棘手的部分在于原始英特尔代码处理加载的 4 元组中相邻对的相等值的方式 — 它没有明确处理它!

错误存在于所有其他 stage 的最后一个 passOfStage(即 passOfStage = 0)中的第一个 stage 和中。这些代码部分在一个 4 元组(由 cl_int8 数组 theArray 表示)内交换各个 2 元组。

让我们以这个摘录为例(对于 4 元组中的相等相邻 2 元组，它不能正常工作):

imask0     = (int4)(0, -1, -1,  0);
srcLeft    = theArray[i];  // int8
srcRight   = srcLeft.s23016745;
pseudomask = (srcLeft.even < srcRight.even) ^ imask0;
mask       = pseudomask.xxyyzzww;
result     = (srcLeft & mask) | (srcRight & ~mask);

想象一下当我们使用这个(未固定的)代码和 srcLeft.even = (int4)(7,7, 5,5) 时会发生什么。操作 srcLeft.even < srcRight.even 会产生 (int4)(0,0,0,0) ，然后我们用 imask0 屏蔽这个结果，我们会得到...... pseudomask = (int4)(0,-1,-1,0) – 即 imask 本身。然而，这是错误的。

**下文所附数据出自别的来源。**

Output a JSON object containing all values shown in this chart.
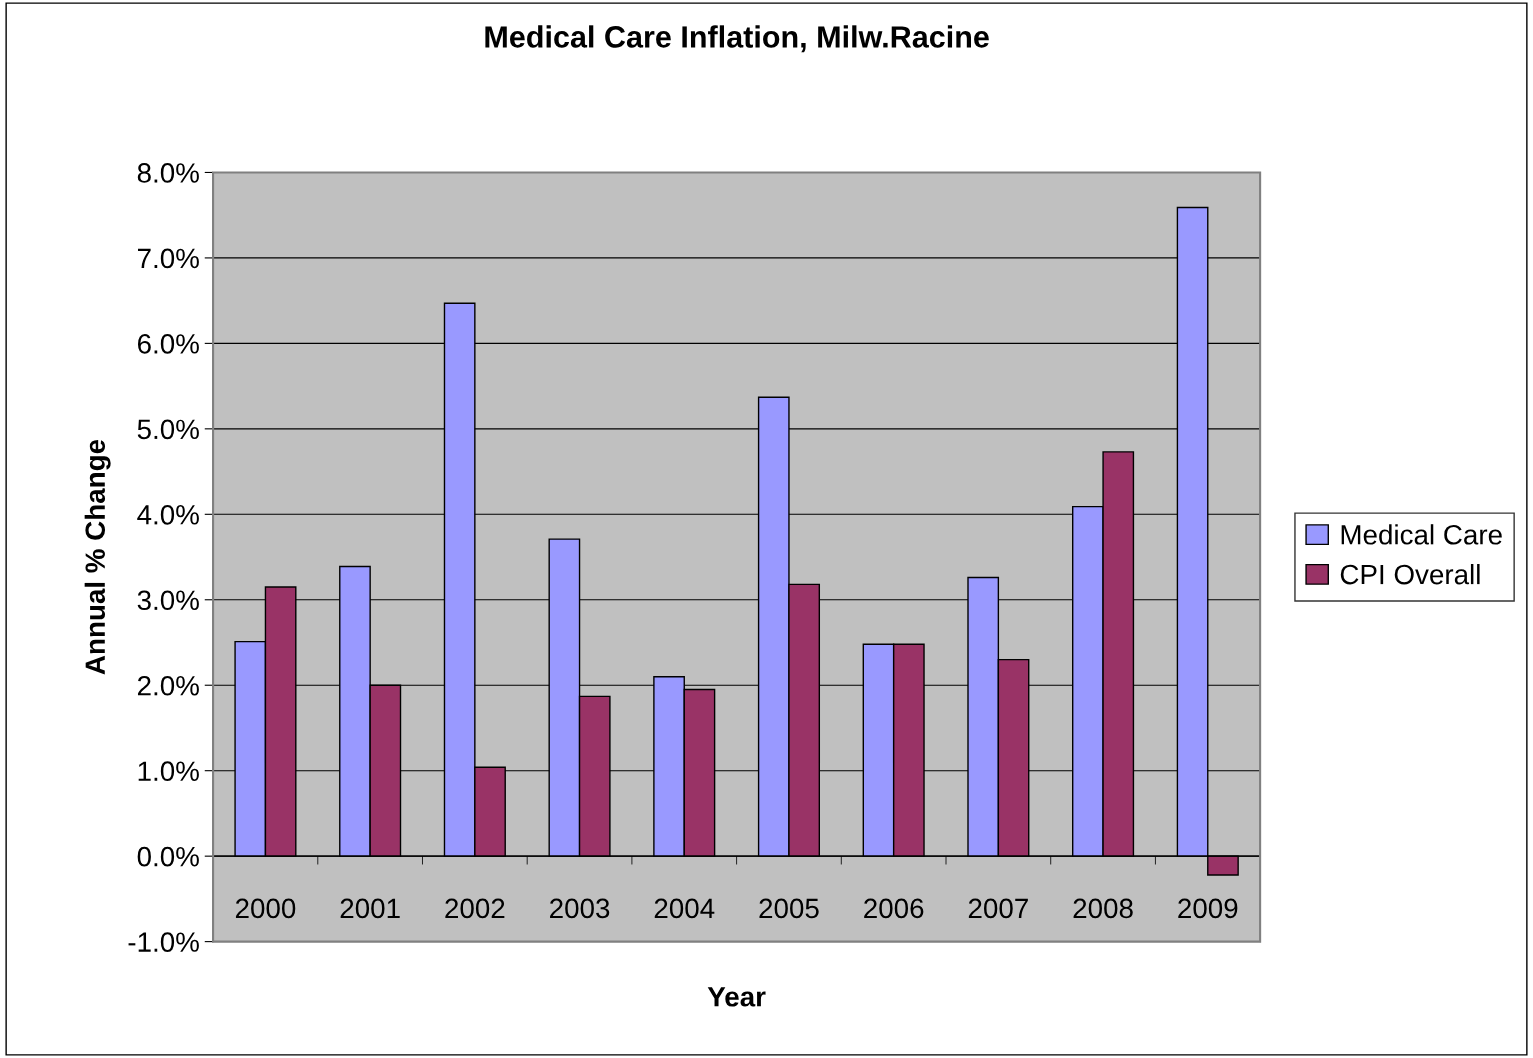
{
  "chart_data": {
    "type": "bar",
    "title": "Medical Care Inflation, Milw.Racine",
    "xlabel": "Year",
    "ylabel": "Annual % Change",
    "categories": [
      "2000",
      "2001",
      "2002",
      "2003",
      "2004",
      "2005",
      "2006",
      "2007",
      "2008",
      "2009"
    ],
    "series": [
      {
        "name": "Medical Care",
        "color": "#9999ff",
        "values": [
          2.51,
          3.39,
          6.47,
          3.71,
          2.1,
          5.37,
          2.48,
          3.26,
          4.09,
          7.59
        ]
      },
      {
        "name": "CPI Overall",
        "color": "#993366",
        "values": [
          3.15,
          2.0,
          1.04,
          1.87,
          1.95,
          3.18,
          2.48,
          2.3,
          4.73,
          -0.22
        ]
      }
    ],
    "ylim": [
      -1,
      8
    ],
    "yticks": [
      {
        "value": -1,
        "label": "-1.0%"
      },
      {
        "value": 0,
        "label": "0.0%"
      },
      {
        "value": 1,
        "label": "1.0%"
      },
      {
        "value": 2,
        "label": "2.0%"
      },
      {
        "value": 3,
        "label": "3.0%"
      },
      {
        "value": 4,
        "label": "4.0%"
      },
      {
        "value": 5,
        "label": "5.0%"
      },
      {
        "value": 6,
        "label": "6.0%"
      },
      {
        "value": 7,
        "label": "7.0%"
      },
      {
        "value": 8,
        "label": "8.0%"
      }
    ],
    "grid": "y",
    "legend": "right"
  }
}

形成此模式需要 pseudomask 的值:(int4)(a,a, b,b)(其中 a 和 b 可以是 0 或 -1)。这意味着进行以下比较以形成正确的 mask 就足够了:quasimask = srcLeft.s07 < srcRight.s07。然后正确的掩码将被创建为 mask = quasimask.xxxxyyyy 。前 2 个 x es 掩码 4 元组的第一个 2 元组中的第一个键值对(4 元组 = theArray 中的一个元素)。由于我们想要对相应的二元组进行位掩码(由 imask0 指定为 0 – -1 对)，我们添加了另一个 xx 。我们对 4 元组中的第二个 2 元组进行类似的位掩码，这给我们留下了 yyyy 。

使用 imask11 进行位移的可视化示例

srcLeft:                        x  y  z  w
                                <  <  <  <
srcRight [relative to srcLeft]: y  x  w  z
^ imask0:                       0 -1  0  1
------------------------------------------
(srcLeft<srcRight)^imask0:      x  x  z  z

固定的、功能齐全的版本(我已经评论了固定的部分):

__kernel void BitonicSort(__global int8* theArray,
                         const uint stage,
                         const uint passOfStage,
                         const uint dir)
{
    size_t i = get_global_id(0);
    int8 srcLeft, srcRight, mask;
    int4 pseudomask;
    int4 imask10 = (int4)(0,  0, -1, -1);
    int4 imask11 = (int4)(0, -1,  0, -1);

    if(stage > 0)
    {
        if(passOfStage > 0)    // upper level pass, exchange between two fours
        {
            size_t r = 1 << (passOfStage - 1);
            size_t lmask = r - 1;
            size_t left = ((i>>(passOfStage-1)) << passOfStage) + (i & lmask);
            size_t right = left + r;

            srcLeft = theArray[left];
            srcRight = theArray[right];
            pseudomask = srcLeft.even < srcRight.even;
            mask = pseudomask.xxyyzzww; // here we interchange individual components, so no mask is applied and hence no 2 pairs must contain the same bit-pattern

            int8 imin = (srcLeft & mask) | (srcRight & ~mask);
            int8 imax = (srcLeft & ~mask) | (srcRight & mask);

            if( ((i>>(stage-1)) & 1) ^ dir )
            {
                theArray[left]  = imin;
                theArray[right] = imax;
            }
            else
            {
                theArray[right] = imin;
                theArray[left]  = imax;
            }
        }
        else    // last pass, sort inside one four
        {
            srcLeft = theArray[i];
            srcRight = srcLeft.s45670123;
            pseudomask = (srcLeft.even < srcRight.even) ^ imask10;
            mask = pseudomask.xxyyxxyy;

            if(((i >> stage) & 1) ^ dir)
            {
                srcLeft = (srcLeft & mask) | (srcRight & ~mask);

                srcRight = srcLeft.s23016745;
                pseudomask = (srcLeft.even < srcRight.even) ^ imask11;
                mask = pseudomask.xxxxzzzz; // the 0th and 1st elements must contain the exact same value (as well as 2nd and 3rd)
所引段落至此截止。